Which? has welcomed news that Britain’s leading banks are being taken to court over unauthorised overdraft charges.
The Office of Fair Trading (OFT) has announced it’s launching a test case in the High Court into the legality of the fees.
Banks are raking in billions of pounds a year in penalty fees, which are charged when customers go over their overdraft limit or if a bank bounces a cheque.
The OFT believes the charges – which are typically around £30 – are unfair and it is now seeking legal clarification.
The test case will also involve Abbey National, Barclays, Clydesdale, the HBOS group, which includes Halifax, HSBC, Lloyds TSB, and the Royal Bank of Scotland Group, which includes NatWest, and Nationwide Building Society.
Which? personal finance campaigner Doug Taylor said: ‘This announcement is a victory for common sense. In April 2006, we called for the FSA to investigate whether bank customers have been treated unfairly and this process will finally give legal certainty.

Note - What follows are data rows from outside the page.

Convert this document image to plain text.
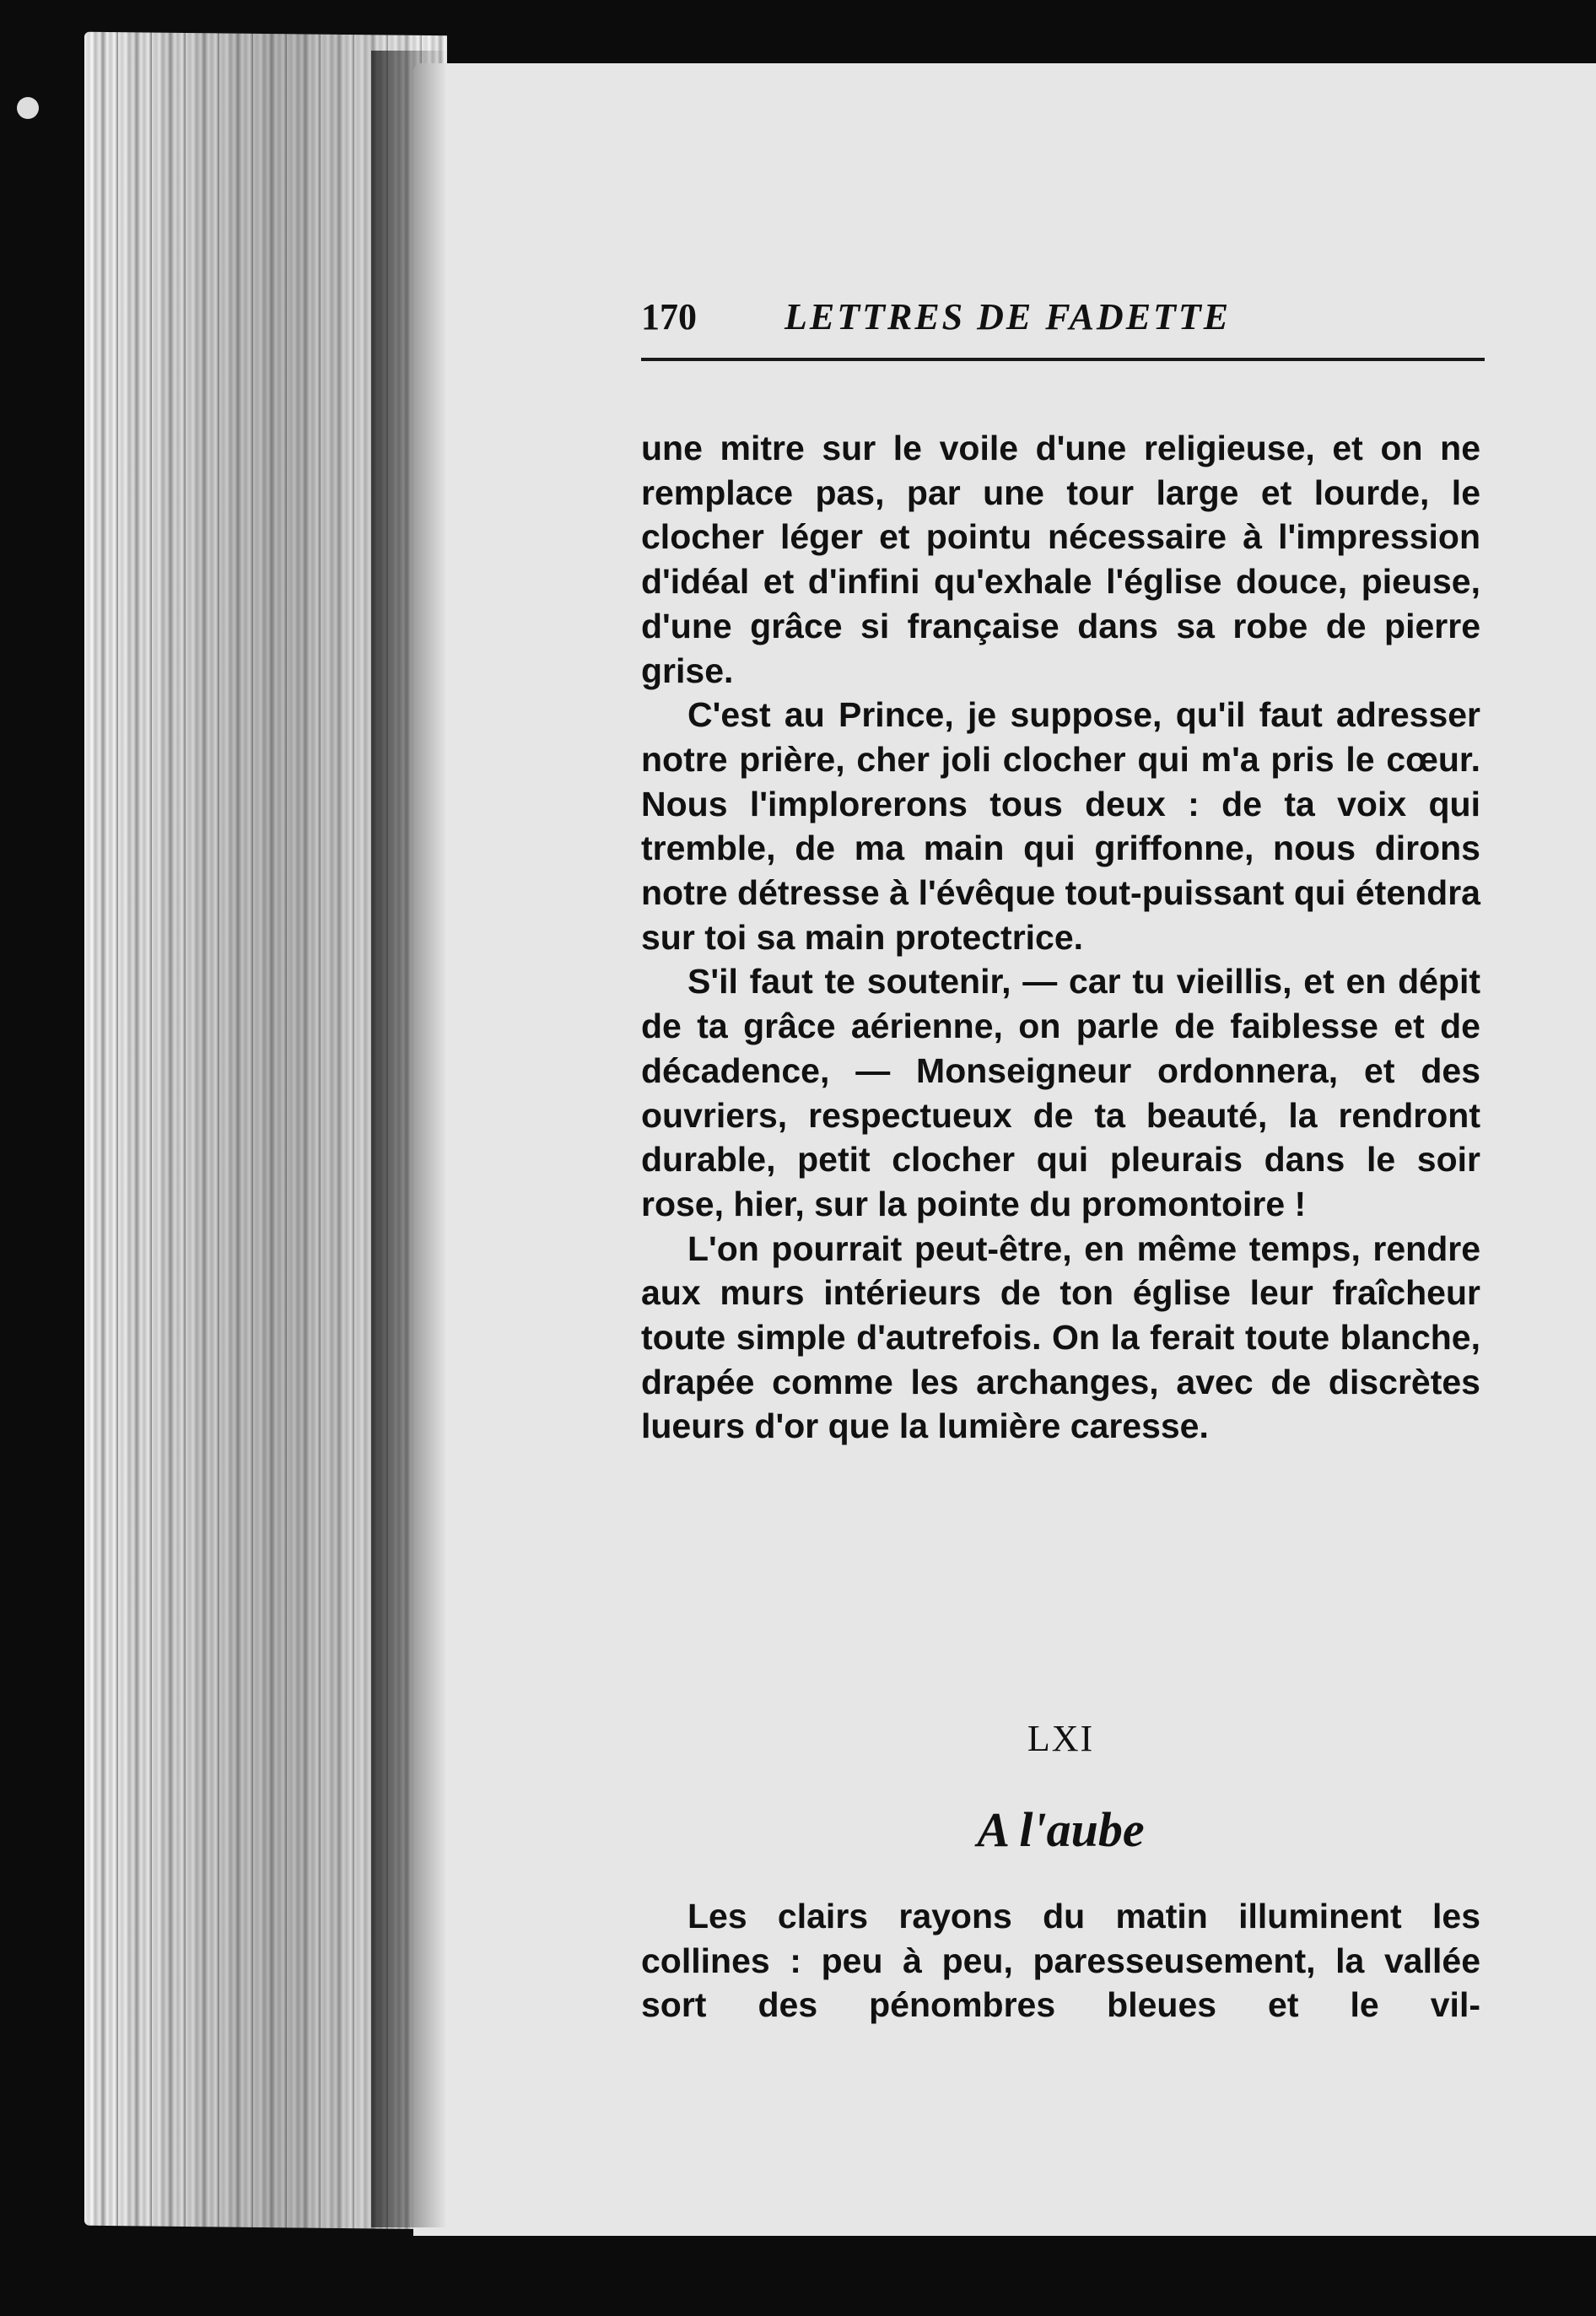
170	LETTRES DE FADETTE

une mitre sur le voile d'une religieuse, et on ne remplace pas, par une tour large et lourde, le clocher léger et pointu nécessaire à l'impression d'idéal et d'infini qu'exhale l'église douce, pieuse, d'une grâce si française dans sa robe de pierre grise.

C'est au Prince, je suppose, qu'il faut adresser notre prière, cher joli clocher qui m'a pris le cœur. Nous l'implorerons tous deux : de ta voix qui tremble, de ma main qui griffonne, nous dirons notre détresse à l'évêque tout-puissant qui étendra sur toi sa main protectrice.

S'il faut te soutenir, — car tu vieillis, et en dépit de ta grâce aérienne, on parle de faiblesse et de décadence, — Monseigneur ordonnera, et des ouvriers, respectueux de ta beauté, la rendront durable, petit clocher qui pleurais dans le soir rose, hier, sur la pointe du promontoire !

L'on pourrait peut-être, en même temps, rendre aux murs intérieurs de ton église leur fraîcheur toute simple d'autrefois. On la ferait toute blanche, drapée comme les archanges, avec de discrètes lueurs d'or que la lumière caresse.

LXI
A l'aube

Les clairs rayons du matin illuminent les collines : peu à peu, paresseusement, la vallée sort des pénombres bleues et le vil-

‘A lot of time and money could have been saved if the banks had not tried to evade questions about their charging structures for the past year. It’s unfortunate that it has to go to court, but at least we will get a decision that banks cannot dispute.
‘If the court does find that banks have been acting unfairly we hope they will proactively compensate all consumers who have been charged for going over their overdraft limit in the last six years.
‘We hope that this will be a speedy process so consumers are not left in limbo, but in the meantime people should not stop claiming. Anyone who thinks that they have been charged unfairly by their bank should use the template letters on our site.’
The British Bankers’ Association said the banks were working with the OFT and the Financial Services Authority to ask the UK courts to clarify the legal position regarding overdraft fees.
But it added that the banks still believed the fees for unauthorised overdraft charges were clear and fair.